It was when we shifted to Bangalore and moved into our neighborhood in Kormangala. My father, who belongs to the old school, believes in friendly and helpful neighbors. Not even 10 days old in the city, he knew Mr. Joseph, our immediate neighbor and “the old couple” (this is how we refer them even today) in front of our house and few more in our street. His day starts with a half-an-hour walk followed by scanning the morning newspaper in the portico.
Next to the “old couple” house is an empty plot which is a bigger version of a kitchen garden. If you thought in 30 by 40 plot, one can hardly grow any plants, then you are wrong. A mango tree, plantain, papaya, bottle gaud, brinjal, and many more seasonal fruits and vegetables. Dressed in an old shirt and a lungi (Indian version of sherong), he comes everyday to remove weeds and water the plants. It is a sight to watch the gardener who nurses every plant, observes every leaf and bud, oblivious to his surroundings.
My father, out of curiosity, wanted to know the market value of the plot. So he asks, “Excuse me; where does the owner of this plot stay?”
The gardener: “Why?”
Father: “Well…just like that. Does he come anytime this side?”
The gardener: “What do you want to know sir? You can ask me.”
Father: “hmm…I wanted to know the price of this land?”
The gardener: “60 lakhs….I am the owner.”
Father: “Is it? There is one more plot at the beginning of this street. I saw you there too.”
The gardener: “Yes. Even that’s mine.”
Father walked into the house with nothing more to ask or say. By then, mother and I understood that the facts hit him hard and he is taking time to absorb them! He looked at us and what followed was a riot of laughter.
I was intrigued by this gardener, who is nothing less than a millionaire. What I am about to reveal is the facts about him which are no less than any shocker.
He has three other big plots in and around Kormangala, each costing a few crores. He is employed by a private firm as a grade 4 employee and takes home a salary of Rs 3,500. He has four daughters who are studying in a government school which hardly has any facilities.

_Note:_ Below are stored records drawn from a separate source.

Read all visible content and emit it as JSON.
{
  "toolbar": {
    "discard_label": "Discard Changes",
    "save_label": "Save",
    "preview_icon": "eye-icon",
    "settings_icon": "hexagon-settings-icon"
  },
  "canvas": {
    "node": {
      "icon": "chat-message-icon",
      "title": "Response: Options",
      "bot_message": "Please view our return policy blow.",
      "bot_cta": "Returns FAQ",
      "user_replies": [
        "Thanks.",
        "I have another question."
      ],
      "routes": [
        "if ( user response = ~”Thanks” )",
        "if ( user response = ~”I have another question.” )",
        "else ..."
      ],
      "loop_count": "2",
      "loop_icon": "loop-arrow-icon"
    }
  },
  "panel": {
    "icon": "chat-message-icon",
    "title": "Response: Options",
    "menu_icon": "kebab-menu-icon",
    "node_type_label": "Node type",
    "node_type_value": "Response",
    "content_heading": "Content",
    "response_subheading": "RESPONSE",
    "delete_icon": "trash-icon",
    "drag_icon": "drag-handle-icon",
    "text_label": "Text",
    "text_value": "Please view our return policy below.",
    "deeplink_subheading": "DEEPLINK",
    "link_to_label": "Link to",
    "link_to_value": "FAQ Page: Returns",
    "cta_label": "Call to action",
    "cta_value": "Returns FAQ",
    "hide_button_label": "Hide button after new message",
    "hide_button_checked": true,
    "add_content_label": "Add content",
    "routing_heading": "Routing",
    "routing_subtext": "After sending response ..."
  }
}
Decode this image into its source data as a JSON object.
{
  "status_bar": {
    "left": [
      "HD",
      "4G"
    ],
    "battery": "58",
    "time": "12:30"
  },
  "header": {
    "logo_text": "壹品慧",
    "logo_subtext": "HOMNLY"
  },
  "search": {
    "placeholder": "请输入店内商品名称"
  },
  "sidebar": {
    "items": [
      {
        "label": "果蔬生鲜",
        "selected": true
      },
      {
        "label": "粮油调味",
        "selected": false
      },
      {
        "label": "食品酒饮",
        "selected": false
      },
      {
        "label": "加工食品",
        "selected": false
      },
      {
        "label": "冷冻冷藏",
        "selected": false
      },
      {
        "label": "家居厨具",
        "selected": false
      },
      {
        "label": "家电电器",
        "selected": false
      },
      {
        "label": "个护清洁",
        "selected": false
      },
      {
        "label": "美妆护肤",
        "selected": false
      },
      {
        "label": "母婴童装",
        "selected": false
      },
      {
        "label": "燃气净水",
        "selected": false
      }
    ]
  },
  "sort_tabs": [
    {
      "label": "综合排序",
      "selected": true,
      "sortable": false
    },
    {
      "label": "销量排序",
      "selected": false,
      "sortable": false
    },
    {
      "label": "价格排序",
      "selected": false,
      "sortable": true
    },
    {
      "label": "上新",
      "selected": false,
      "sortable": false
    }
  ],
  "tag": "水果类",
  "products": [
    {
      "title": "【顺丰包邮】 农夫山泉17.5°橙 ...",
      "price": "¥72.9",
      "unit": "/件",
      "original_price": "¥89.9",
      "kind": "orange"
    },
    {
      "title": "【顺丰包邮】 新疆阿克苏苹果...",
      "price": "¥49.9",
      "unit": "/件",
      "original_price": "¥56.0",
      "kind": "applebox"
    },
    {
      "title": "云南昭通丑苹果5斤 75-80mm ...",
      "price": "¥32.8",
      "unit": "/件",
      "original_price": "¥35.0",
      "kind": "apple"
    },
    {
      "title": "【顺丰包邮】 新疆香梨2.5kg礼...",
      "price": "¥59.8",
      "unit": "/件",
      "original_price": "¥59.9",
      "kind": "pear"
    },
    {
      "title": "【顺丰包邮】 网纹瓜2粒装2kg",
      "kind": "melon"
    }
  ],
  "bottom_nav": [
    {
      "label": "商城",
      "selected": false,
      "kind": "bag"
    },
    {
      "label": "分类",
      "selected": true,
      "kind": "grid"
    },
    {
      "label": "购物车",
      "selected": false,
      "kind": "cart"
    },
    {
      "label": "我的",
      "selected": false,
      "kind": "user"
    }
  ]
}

He doesn’t buy vegetables from the market. Whatever he grows in these two plots near our house is what they eat. Now you may ask, what happens when there are no vegetables in his kitchen gardens? I don’t have to answer that. You would have guessed it by now!
What’s special in the Sunday menu? Half a kilo of mutton cooked with papaya. Ever heard of that combination? By the way, papaya helps to cook the meat faster besides adding to the quantity that suffices a family of seven (including his mom. His father passed away)!
Most of us would not see that kind of money even if our two generations worked in an IT firm. I was tempted to ask him many times, “Why is he living a life of a pauper?”
Now you know why I have called him the Slumdog Millionaire.